Trago uma pequena colaboração à série de posts que o patrão PQP Bach tem feito com o resgate da monumental obra de J. S. Bach pelas mãos de um dos maiores pianistas de todos os tempos, o canadense Glenn Gould (1932-1982). Essa aqui é uma gravação curiosa e pouco conhecida da obra que definiu os rumos de sua carreira, as Variações Goldberg, BWV 988, e que não é nem a pioneira de 1955, que o alçou ao estrelato, nem o seu canto do cisne gravado em 1981.

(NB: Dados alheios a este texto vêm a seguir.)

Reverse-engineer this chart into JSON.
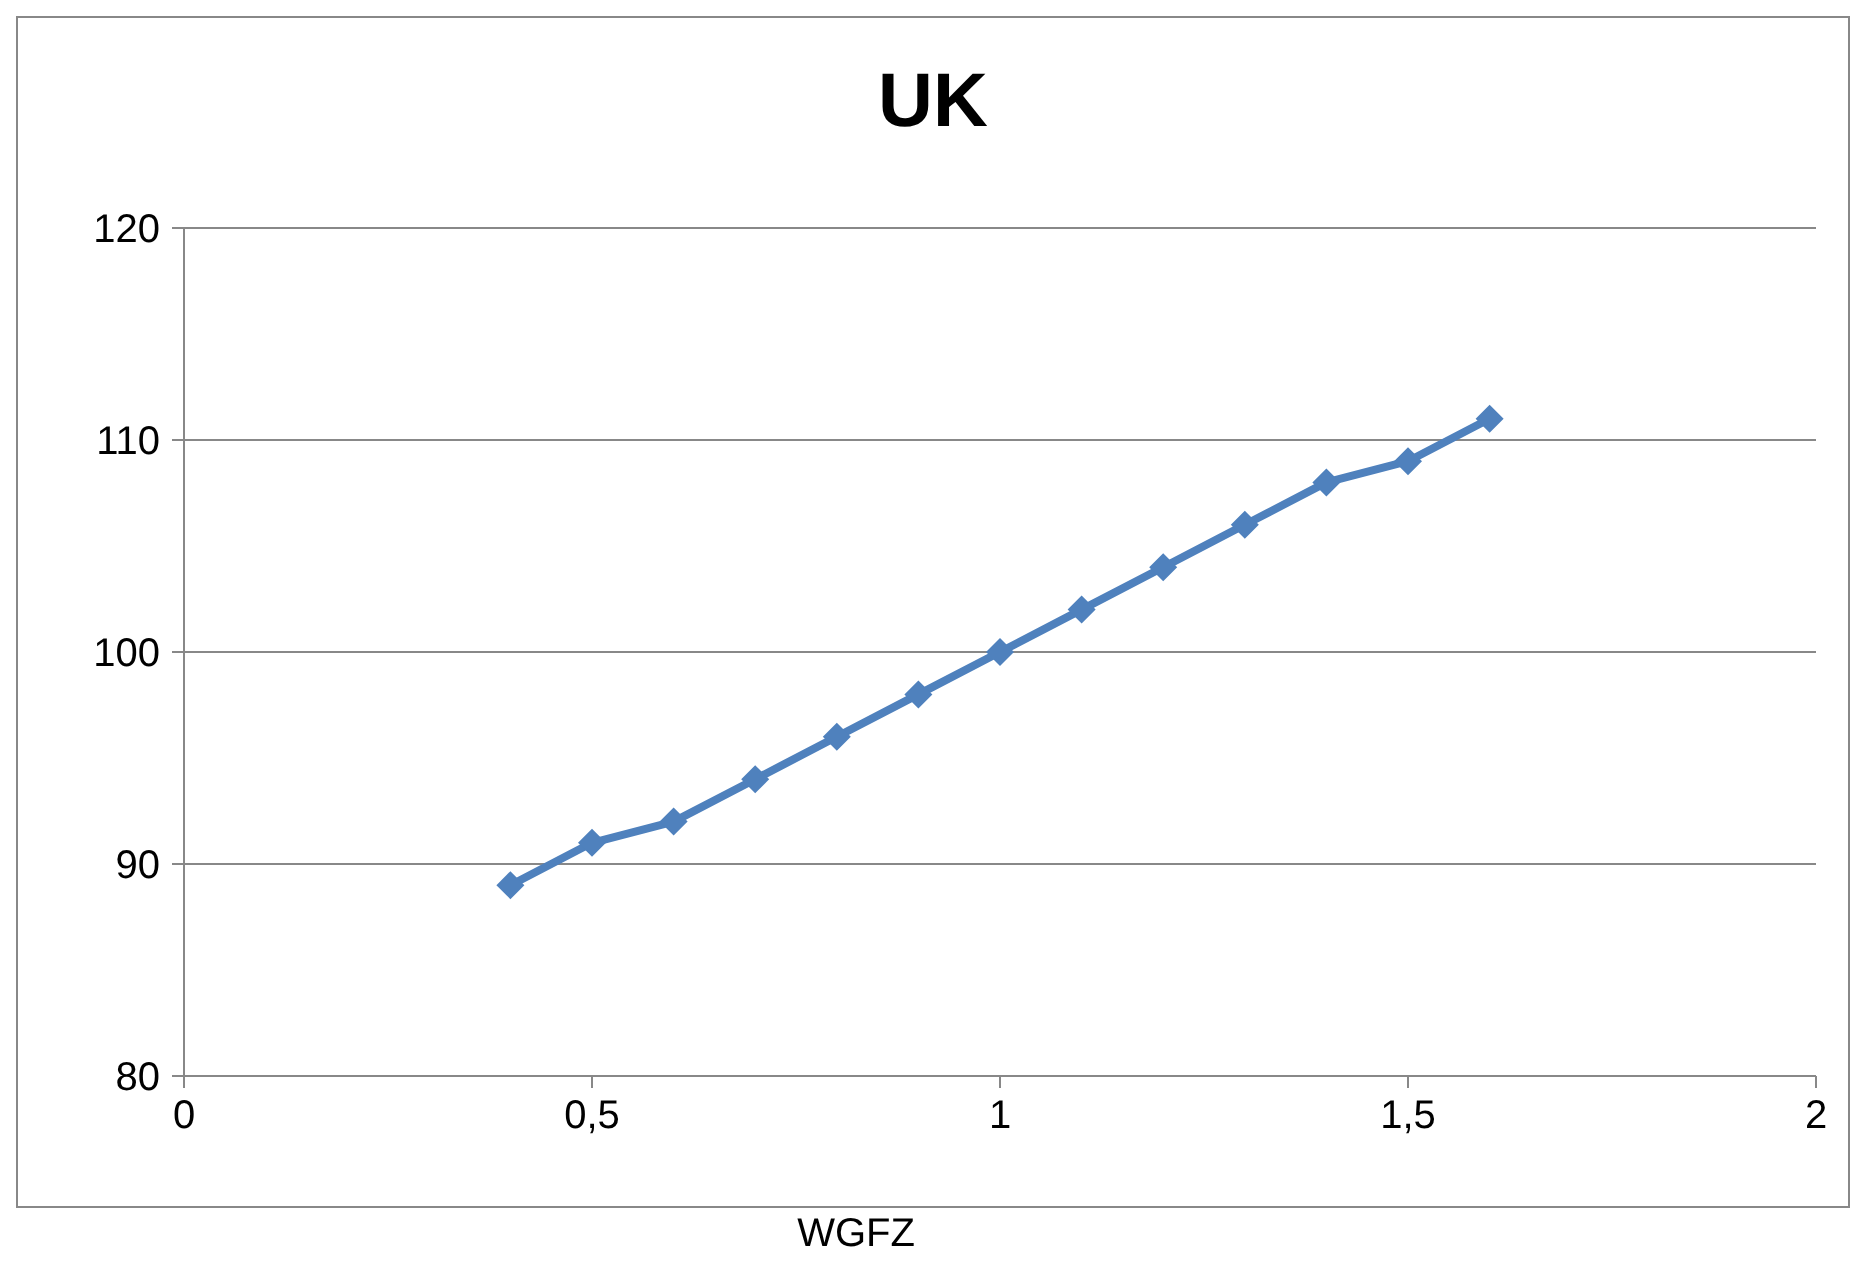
{
  "chart_data": {
    "type": "line",
    "title": "UK",
    "xlabel": "WGFZ",
    "x": [
      0.4,
      0.5,
      0.6,
      0.7,
      0.8,
      0.9,
      1.0,
      1.1,
      1.2,
      1.3,
      1.4,
      1.5,
      1.6
    ],
    "series": [
      {
        "color": "#4f81bd",
        "values": [
          89,
          91,
          92,
          94,
          96,
          98,
          100,
          102,
          104,
          106,
          108,
          109,
          111
        ]
      }
    ],
    "xlim": [
      0,
      2
    ],
    "xticks": [
      0,
      {
        "value": 0.5,
        "label": "0,5"
      },
      1,
      {
        "value": 1.5,
        "label": "1,5"
      },
      2
    ],
    "ylim": [
      80,
      120
    ],
    "yticks": [
      80,
      90,
      100,
      110,
      120
    ],
    "grid": "y",
    "marker": "diamond",
    "line_style": "solid"
  }
}
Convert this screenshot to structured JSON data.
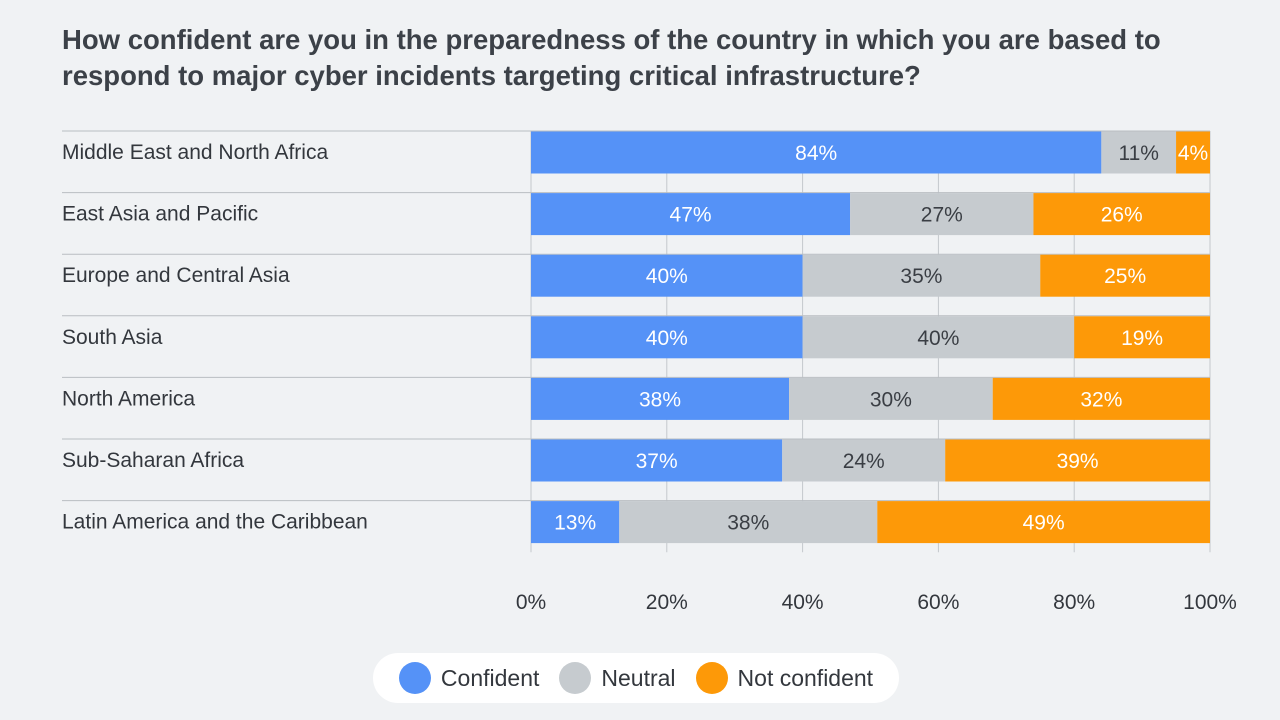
{
  "chart_data": {
    "type": "bar",
    "orientation": "horizontal",
    "stacked": true,
    "title": "How confident are you in the preparedness of the country in which you are based to respond to major cyber incidents targeting critical infrastructure?",
    "categories": [
      "Middle East and North Africa",
      "East Asia and Pacific",
      "Europe and Central Asia",
      "South Asia",
      "North America",
      "Sub-Saharan Africa",
      "Latin America and the Caribbean"
    ],
    "series": [
      {
        "name": "Confident",
        "color": "#5592f7",
        "text_color": "#ffffff",
        "values": [
          84,
          47,
          40,
          40,
          38,
          37,
          13
        ]
      },
      {
        "name": "Neutral",
        "color": "#c6cbcf",
        "text_color": "#3a3e44",
        "values": [
          11,
          27,
          35,
          40,
          30,
          24,
          38
        ]
      },
      {
        "name": "Not confident",
        "color": "#fd9908",
        "text_color": "#ffffff",
        "values": [
          4,
          26,
          25,
          19,
          32,
          39,
          49
        ]
      }
    ],
    "value_suffix": "%",
    "xlim": [
      0,
      100
    ],
    "xticks": [
      0,
      20,
      40,
      60,
      80,
      100
    ],
    "xtick_labels": [
      "0%",
      "20%",
      "40%",
      "60%",
      "80%",
      "100%"
    ],
    "grid": true,
    "legend_position": "bottom-center"
  }
}
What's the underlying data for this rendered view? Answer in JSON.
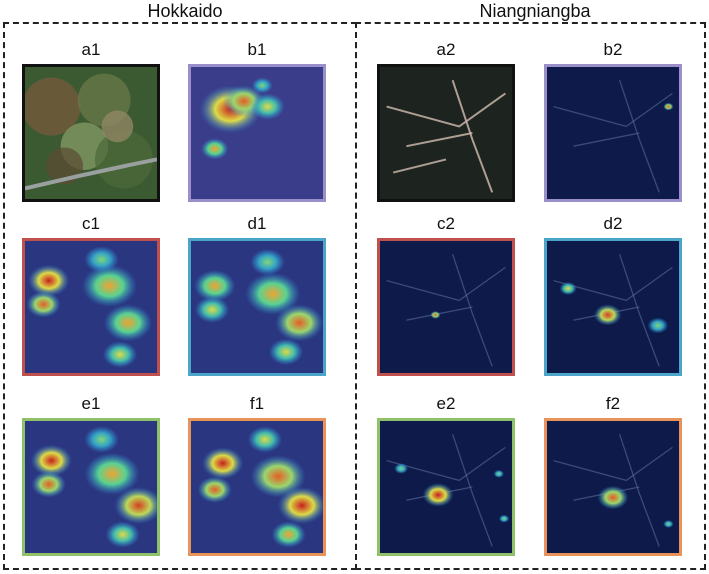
{
  "groups": [
    {
      "title": "Hokkaido",
      "panels": [
        {
          "label": "a1",
          "border_color": "#111111",
          "kind": "aerial-green",
          "hotspots": []
        },
        {
          "label": "b1",
          "border_color": "#9b8fc9",
          "kind": "heat-sparse",
          "hotspots": [
            [
              30,
              32,
              18,
              1.0
            ],
            [
              40,
              26,
              12,
              0.9
            ],
            [
              18,
              62,
              8,
              0.8
            ],
            [
              58,
              30,
              10,
              0.7
            ],
            [
              54,
              14,
              6,
              0.6
            ]
          ]
        },
        {
          "label": "c1",
          "border_color": "#c0504d",
          "kind": "heat-wide",
          "hotspots": [
            [
              18,
              30,
              12,
              1.0
            ],
            [
              14,
              48,
              10,
              0.9
            ],
            [
              64,
              34,
              16,
              0.8
            ],
            [
              78,
              62,
              14,
              0.8
            ],
            [
              72,
              86,
              10,
              0.7
            ],
            [
              58,
              14,
              10,
              0.6
            ]
          ]
        },
        {
          "label": "d1",
          "border_color": "#4aa5c8",
          "kind": "heat-wide",
          "hotspots": [
            [
              18,
              34,
              12,
              0.8
            ],
            [
              16,
              52,
              10,
              0.7
            ],
            [
              62,
              40,
              16,
              0.8
            ],
            [
              82,
              62,
              14,
              0.9
            ],
            [
              72,
              84,
              10,
              0.7
            ],
            [
              58,
              16,
              10,
              0.6
            ]
          ]
        },
        {
          "label": "e1",
          "border_color": "#8fc06a",
          "kind": "heat-wide",
          "hotspots": [
            [
              20,
              30,
              12,
              1.0
            ],
            [
              18,
              48,
              10,
              0.9
            ],
            [
              66,
              40,
              16,
              0.8
            ],
            [
              86,
              64,
              14,
              0.95
            ],
            [
              74,
              86,
              10,
              0.7
            ],
            [
              58,
              14,
              10,
              0.6
            ]
          ]
        },
        {
          "label": "f1",
          "border_color": "#e8935a",
          "kind": "heat-wide",
          "hotspots": [
            [
              24,
              32,
              12,
              1.0
            ],
            [
              18,
              52,
              10,
              0.9
            ],
            [
              66,
              42,
              16,
              0.9
            ],
            [
              84,
              64,
              14,
              1.0
            ],
            [
              74,
              86,
              10,
              0.8
            ],
            [
              56,
              14,
              10,
              0.7
            ]
          ]
        }
      ]
    },
    {
      "title": "Niangniangba",
      "panels": [
        {
          "label": "a2",
          "border_color": "#111111",
          "kind": "aerial-dark",
          "hotspots": []
        },
        {
          "label": "b2",
          "border_color": "#9b8fc9",
          "kind": "heat-dark",
          "hotspots": [
            [
              92,
              30,
              3,
              0.9
            ]
          ]
        },
        {
          "label": "c2",
          "border_color": "#c0504d",
          "kind": "heat-dark",
          "hotspots": [
            [
              42,
              56,
              3,
              0.9
            ]
          ]
        },
        {
          "label": "d2",
          "border_color": "#4aa5c8",
          "kind": "heat-dark",
          "hotspots": [
            [
              16,
              36,
              5,
              0.7
            ],
            [
              46,
              56,
              8,
              0.95
            ],
            [
              84,
              64,
              6,
              0.6
            ]
          ]
        },
        {
          "label": "e2",
          "border_color": "#8fc06a",
          "kind": "heat-dark",
          "hotspots": [
            [
              44,
              56,
              9,
              1.0
            ],
            [
              16,
              36,
              4,
              0.6
            ],
            [
              90,
              40,
              3,
              0.6
            ],
            [
              94,
              74,
              3,
              0.6
            ]
          ]
        },
        {
          "label": "f2",
          "border_color": "#e8935a",
          "kind": "heat-dark",
          "hotspots": [
            [
              50,
              58,
              9,
              0.9
            ],
            [
              92,
              78,
              3,
              0.6
            ]
          ]
        }
      ]
    }
  ]
}
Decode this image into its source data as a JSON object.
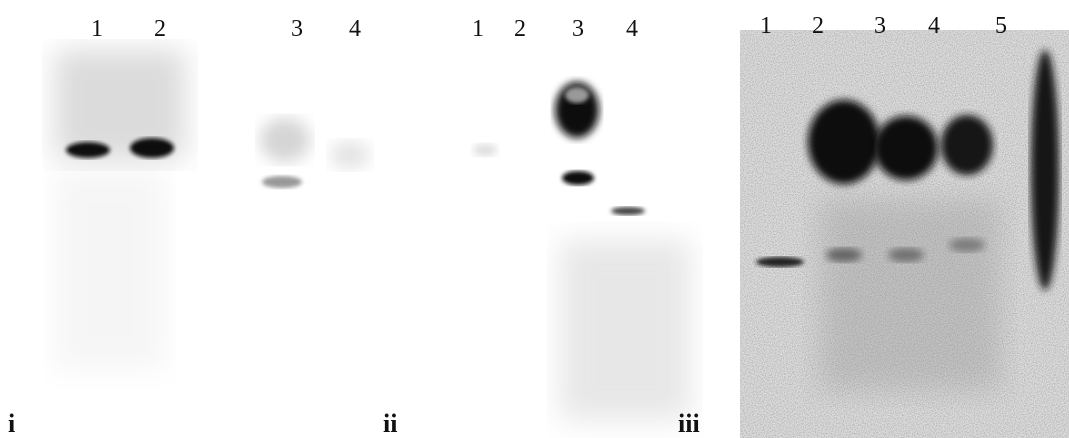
{
  "panels": [
    {
      "label": "i",
      "lanes": [
        "1",
        "2",
        "3",
        "4"
      ]
    },
    {
      "label": "ii",
      "lanes": [
        "1",
        "2",
        "3",
        "4"
      ]
    },
    {
      "label": "iii",
      "lanes": [
        "1",
        "2",
        "3",
        "4",
        "5"
      ]
    }
  ]
}
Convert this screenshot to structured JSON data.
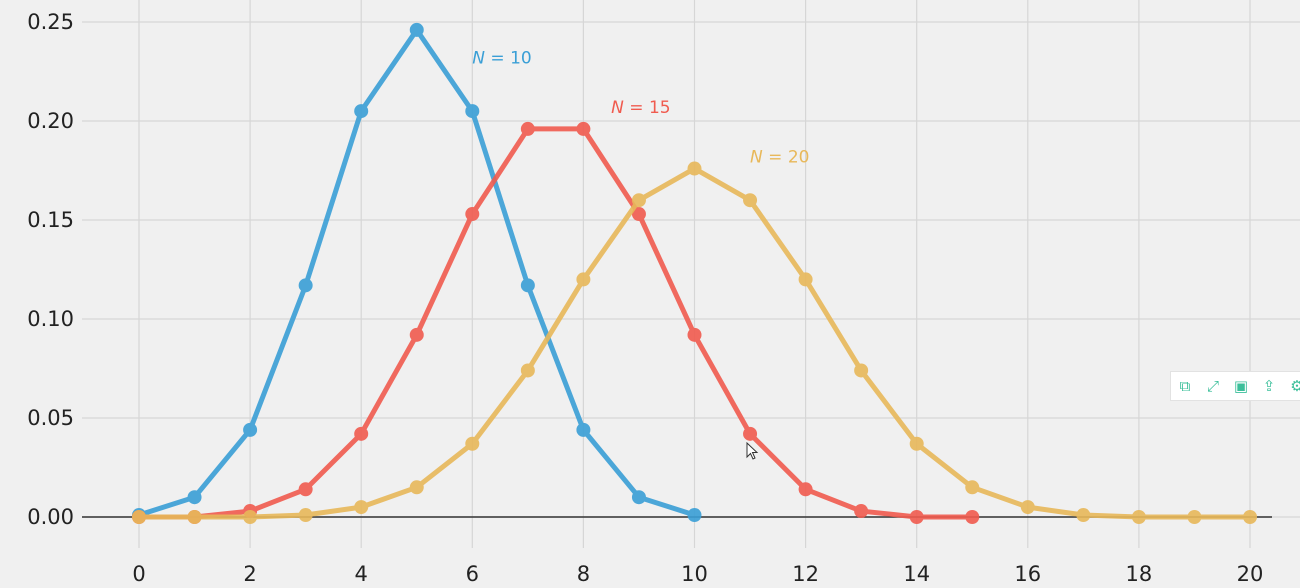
{
  "chart_data": {
    "type": "line",
    "title": "",
    "xlabel": "",
    "ylabel": "",
    "xlim": [
      -1,
      21
    ],
    "ylim": [
      -0.012,
      0.255
    ],
    "grid": true,
    "x_ticks": [
      "0",
      "2",
      "4",
      "6",
      "8",
      "10",
      "12",
      "14",
      "16",
      "18",
      "20"
    ],
    "x_tick_values": [
      0,
      2,
      4,
      6,
      8,
      10,
      12,
      14,
      16,
      18,
      20
    ],
    "y_ticks": [
      "0.00",
      "0.05",
      "0.10",
      "0.15",
      "0.20",
      "0.25"
    ],
    "y_tick_values": [
      0,
      0.05,
      0.1,
      0.15,
      0.2,
      0.25
    ],
    "series": [
      {
        "name": "N = 10",
        "color": "#3a9fd6",
        "label": {
          "italic": "N",
          "text": " = 10",
          "x": 6.0,
          "y": 0.229
        },
        "x": [
          0,
          1,
          2,
          3,
          4,
          5,
          6,
          7,
          8,
          9,
          10
        ],
        "values": [
          0.001,
          0.01,
          0.044,
          0.117,
          0.205,
          0.246,
          0.205,
          0.117,
          0.044,
          0.01,
          0.001
        ]
      },
      {
        "name": "N = 15",
        "color": "#f05b4f",
        "label": {
          "italic": "N",
          "text": " = 15",
          "x": 8.5,
          "y": 0.204
        },
        "x": [
          0,
          1,
          2,
          3,
          4,
          5,
          6,
          7,
          8,
          9,
          10,
          11,
          12,
          13,
          14,
          15
        ],
        "values": [
          0.0,
          0.0,
          0.003,
          0.014,
          0.042,
          0.092,
          0.153,
          0.196,
          0.196,
          0.153,
          0.092,
          0.042,
          0.014,
          0.003,
          0.0,
          0.0
        ]
      },
      {
        "name": "N = 20",
        "color": "#e8b85a",
        "label": {
          "italic": "N",
          "text": " = 20",
          "x": 11.0,
          "y": 0.179
        },
        "x": [
          0,
          1,
          2,
          3,
          4,
          5,
          6,
          7,
          8,
          9,
          10,
          11,
          12,
          13,
          14,
          15,
          16,
          17,
          18,
          19,
          20
        ],
        "values": [
          0.0,
          0.0,
          0.0,
          0.001,
          0.005,
          0.015,
          0.037,
          0.074,
          0.12,
          0.16,
          0.176,
          0.16,
          0.12,
          0.074,
          0.037,
          0.015,
          0.005,
          0.001,
          0.0,
          0.0,
          0.0
        ]
      }
    ]
  },
  "toolbar": {
    "items": [
      {
        "icon": "copy-icon",
        "glyph": "⧉"
      },
      {
        "icon": "fullscreen-icon",
        "glyph": "⤢"
      },
      {
        "icon": "save-icon",
        "glyph": "▣"
      },
      {
        "icon": "export-icon",
        "glyph": "⇪"
      },
      {
        "icon": "settings-icon",
        "glyph": "⚙"
      }
    ],
    "color": "#3bbf9a"
  }
}
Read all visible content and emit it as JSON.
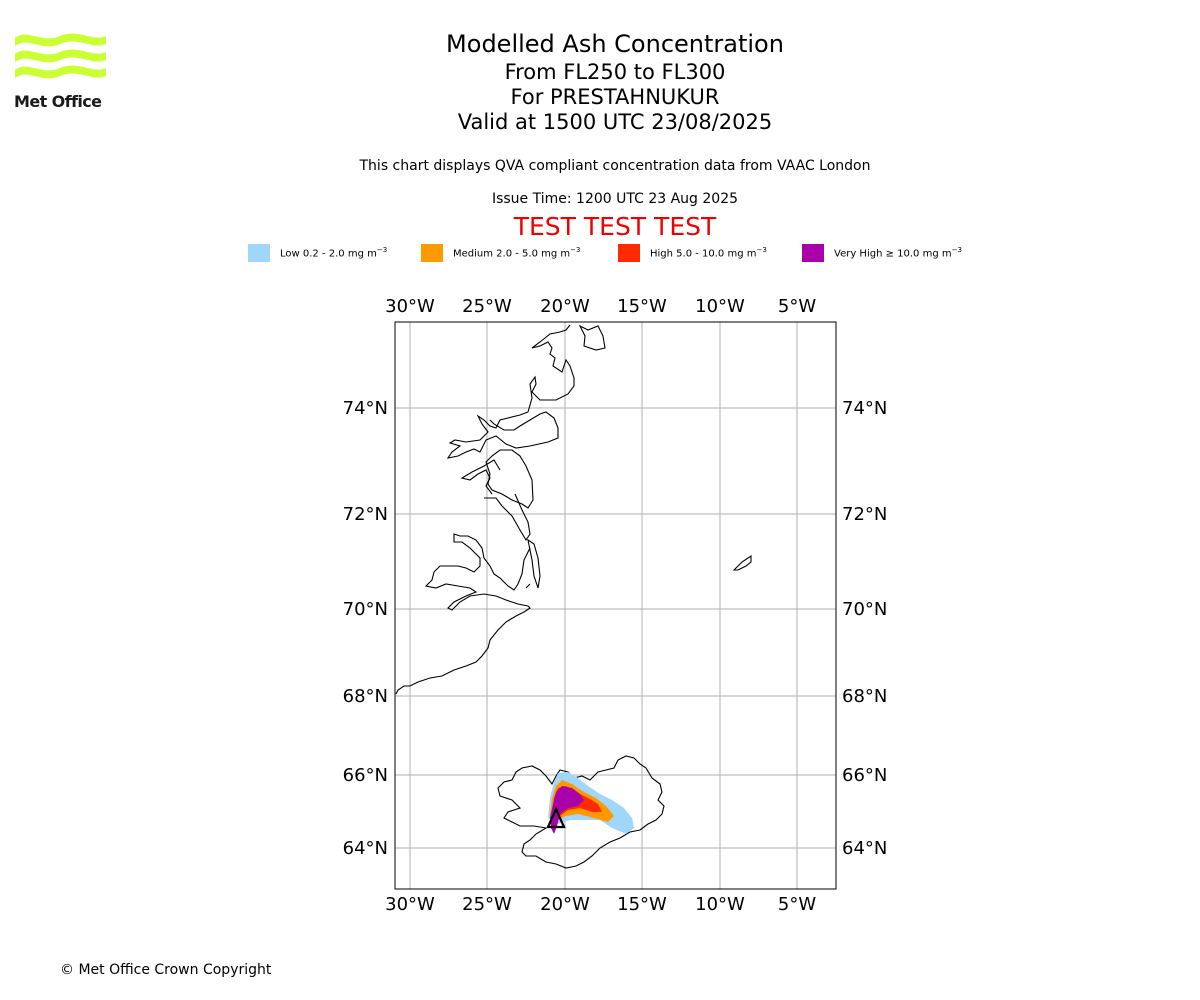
{
  "logo": {
    "text": "Met Office",
    "brand_color": "#ccff33"
  },
  "title": {
    "main": "Modelled Ash Concentration",
    "levels": "From FL250 to FL300",
    "volcano": "For PRESTAHNUKUR",
    "valid": "Valid at 1500 UTC 23/08/2025"
  },
  "subtitle": "This chart displays QVA compliant concentration data from VAAC London",
  "issue_time": "Issue Time: 1200 UTC 23 Aug 2025",
  "test_banner": "TEST TEST TEST",
  "legend": [
    {
      "label": "Low 0.2 - 2.0 mg m",
      "color": "#a0d6fa"
    },
    {
      "label": "Medium 2.0 - 5.0 mg m",
      "color": "#ff9900"
    },
    {
      "label": "High 5.0 - 10.0 mg m",
      "color": "#ff2a00"
    },
    {
      "label": "Very High ≥ 10.0 mg m",
      "color": "#aa00aa"
    }
  ],
  "legend_unit_exponent": "−3",
  "map": {
    "longitude_labels": [
      "30°W",
      "25°W",
      "20°W",
      "15°W",
      "10°W",
      "5°W"
    ],
    "latitude_labels": [
      "74°N",
      "72°N",
      "70°N",
      "68°N",
      "66°N",
      "64°N"
    ],
    "gridlines": true,
    "volcano_marker": "triangle"
  },
  "copyright": "© Met Office Crown Copyright"
}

(spoiler: mês que vem tem outra)
A versão que trazemos hoje é anterior à primeira — esta é de 1954, o ano em que Gould passou a tocar a obra em público. Aliás, salvo engano, esta é a gravação mais antiga de Gould a sobreviver até os dias de hoje: uma transmissão ao vivo da rádio CBS de um recital em Toronto, no dia 21 de junho de 1954. Ou seja, praticamente exatamente um ano antes da histórica gravação nos estúdios da Columbia na 30th Street, em Nova Iorque, que aconteceu entre 10 e 16 de junho de 1955.
Gould durante a gravação das Goldberg em NY, 1955
O som da gravação contém problemas e é irregular, como se poderia esperar, já que essa é uma gravação particular em discos de acetato de 33 rpm feita pelos Gould em casa, a partir da transmissão radiofônica. Isso à parte, é um documento interessantíssimo, de valor inestimável, da gênese de um dos artistas mais discutidos e influentes da era de ouro das gravadoras, profundamente inquieto e sempre original. Completam o disco quatro prelúdios e fugas do segundo livro de O Cravo Bem Temperado.
J. S. Bach (1685-1750) Variações Goldberg, BWV 988
1 a 32 – Ária e 30 variações
O Cravo Bem Temperado, vol. II
33, 34 – Prelúdio e Fuga no. 14, em fá sustenido menor, BWV 883
35, 36 – Prelúdio e Fuga no. 7, em mi bemol maior, BWV 786
37, 38 – Prelúdio e Fuga no. 22, em si bemol menor, BWV 891
39,40 – Prelúdio e Fuga no. 9, em mi maior, BWV 878
Glenn Gould, piano
Transmissão radiofônica de recital do dia 21 de junho de 1954, em Toronto, no Canadá.